The misconception that fights against this concept is the fallacy that we already have laws that prohibit the bribing of elected officials. This could not be further from the truth.

With the disastrous decisions made by less-than-honorable ideologues of the right wing of the Democratic Party, we have a campaign finance system that functions perfectly for an oligarchy and is diametrically opposed to democracy. This makes the next step in this movement so incredibly difficult that it would take such an impossible series of events to occur that, statistically, it would seem out of the realm of reality. On that point, I am happy to have been proven wrong.

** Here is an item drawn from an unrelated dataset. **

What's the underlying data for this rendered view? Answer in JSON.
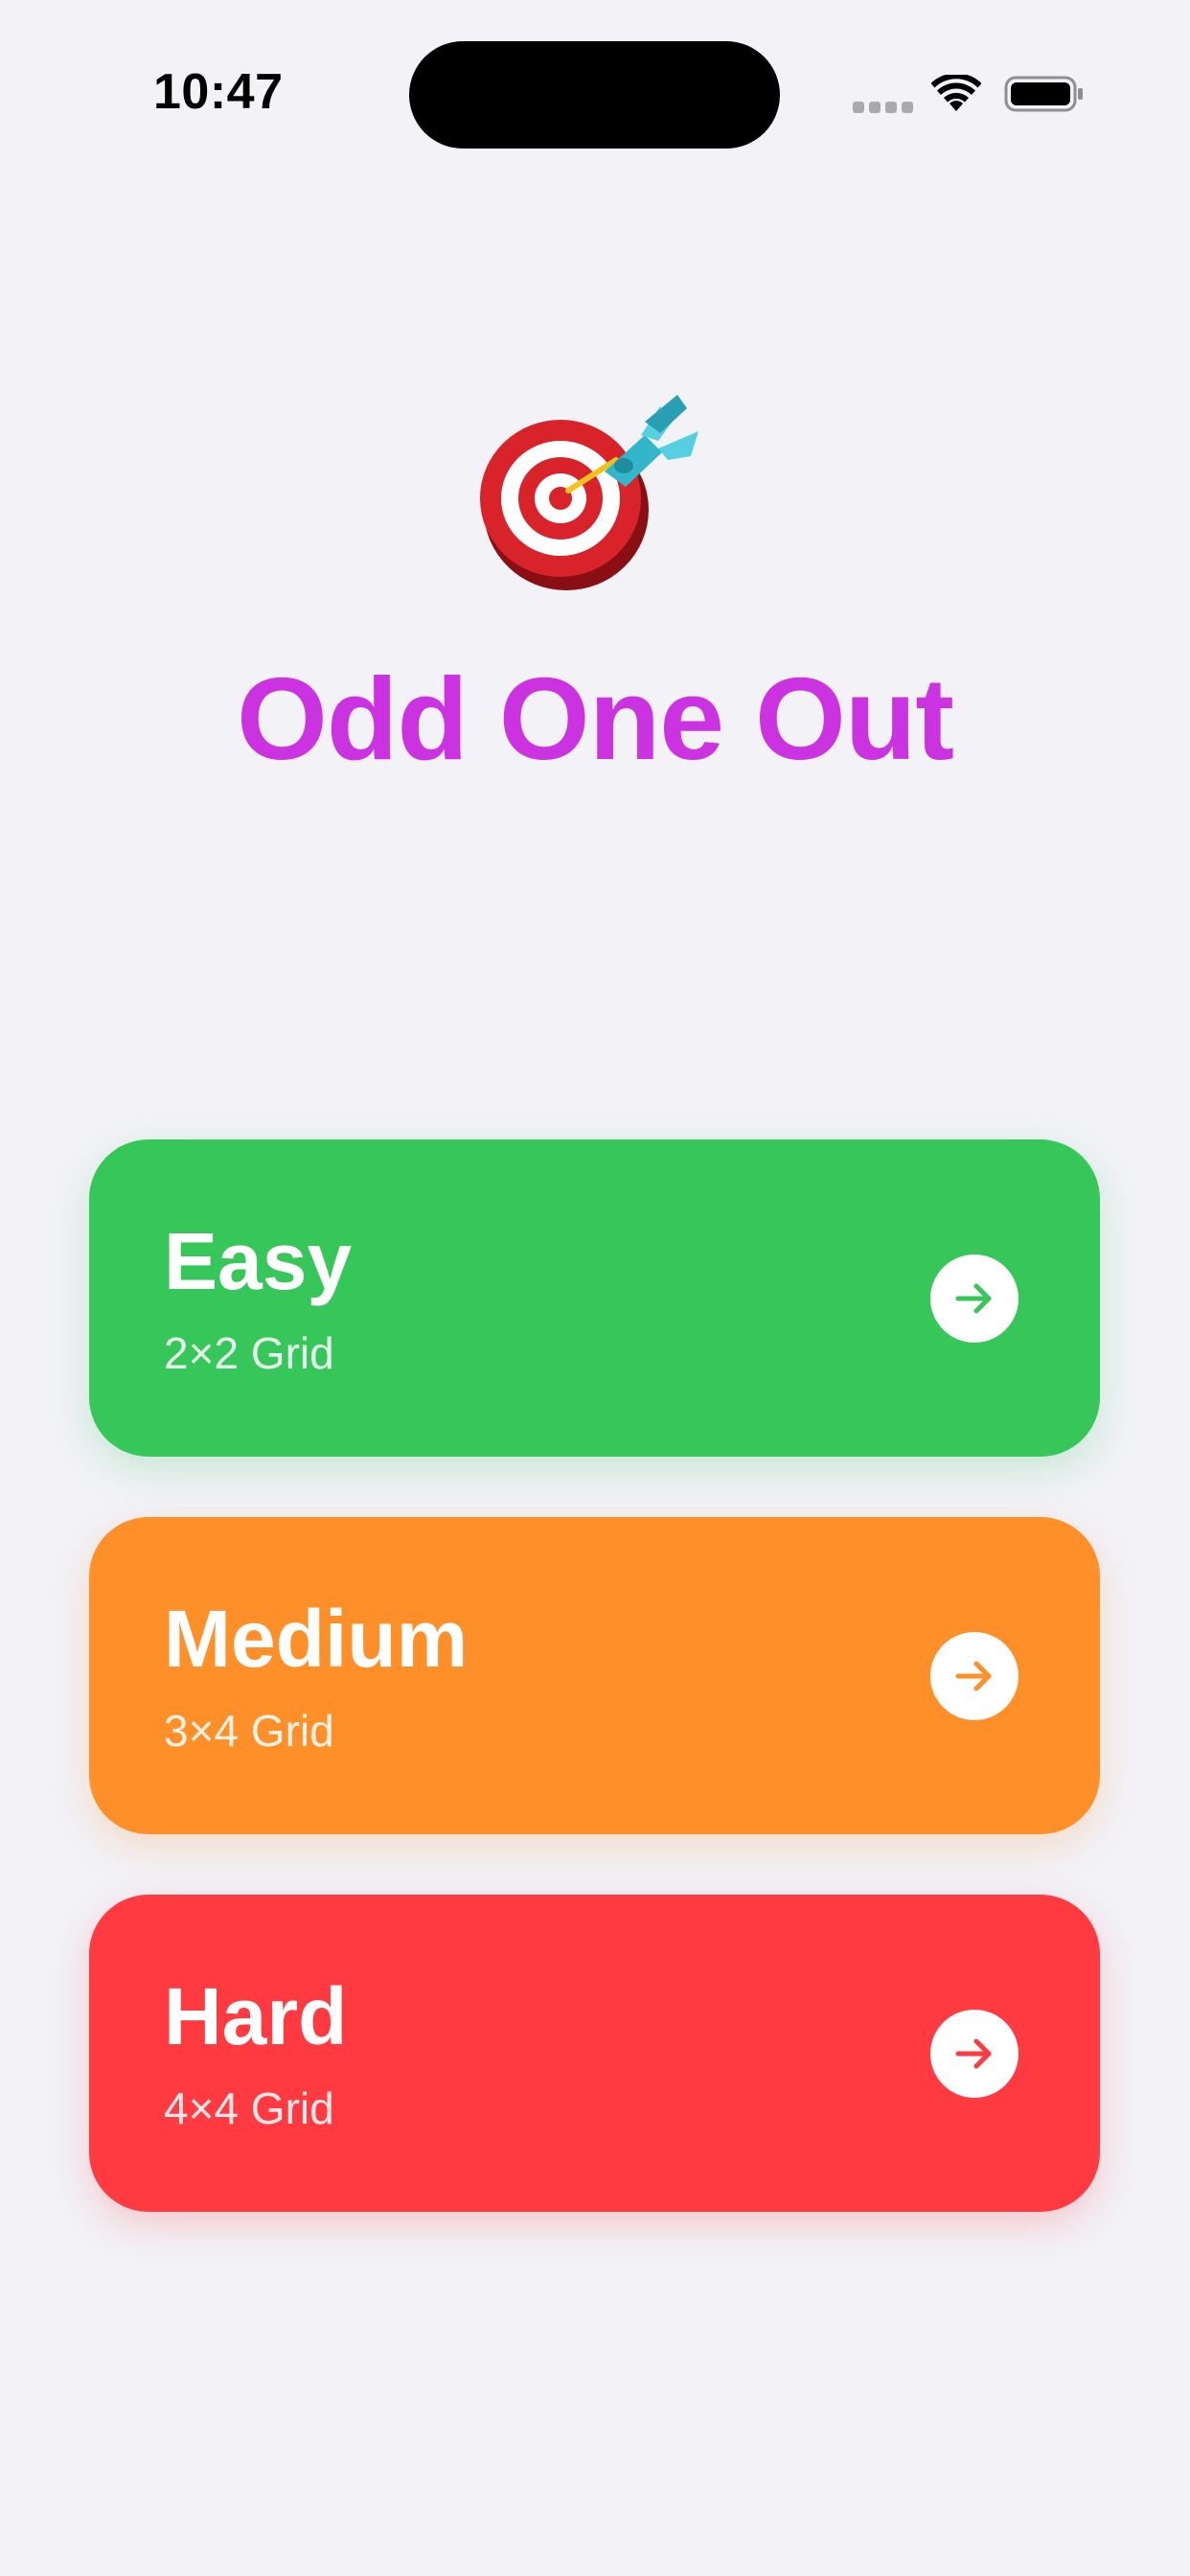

This type of purge required someone like Lyndon Baines Johnson in the 60s. A man who became president through tragedy was re-elected in the aftermath and continued on, eventually not planning to be re-elected. A president who enjoyed a brief moment of historical shock and clarity wherein he could be swayed to incorporate some severe and long-lasting change in his party and his nation.

A similar series of events is building around us now. Simultaneously surging like the beginnings of a tsunami and fragile as a whisper on the breeze. The unprecedented support from everyday Americans donating in small amounts pushing the candidacy of Bernie Sanders, the Black Lives Matter movement speaking out as loudly as they can fighting for racial justice and equality, the massive protests fighting the system of inequity and winning a $15 per hour minimum wage for 20% of the country’s population.

These are not victories of a generation past, these are victories of future and current-day generations, and they have both power and fragility in equal measures. They need to be supported by someone in power, someone who has the unusual circumstance combined with the rigid and unshakeable compassion of a statesman, of a leader.

There is significance in these things, in these movements. They can be as powerful and as supportive as a loyal Congress or filibuster-proof Senate, at least at the street level where we need them the most. The people who are stepping up are the representatives of their community, and they are the leaders of the future and today. 

They need a president who will agree with them, who will want to engage with them and work to solve the problems Obama couldn’t get to.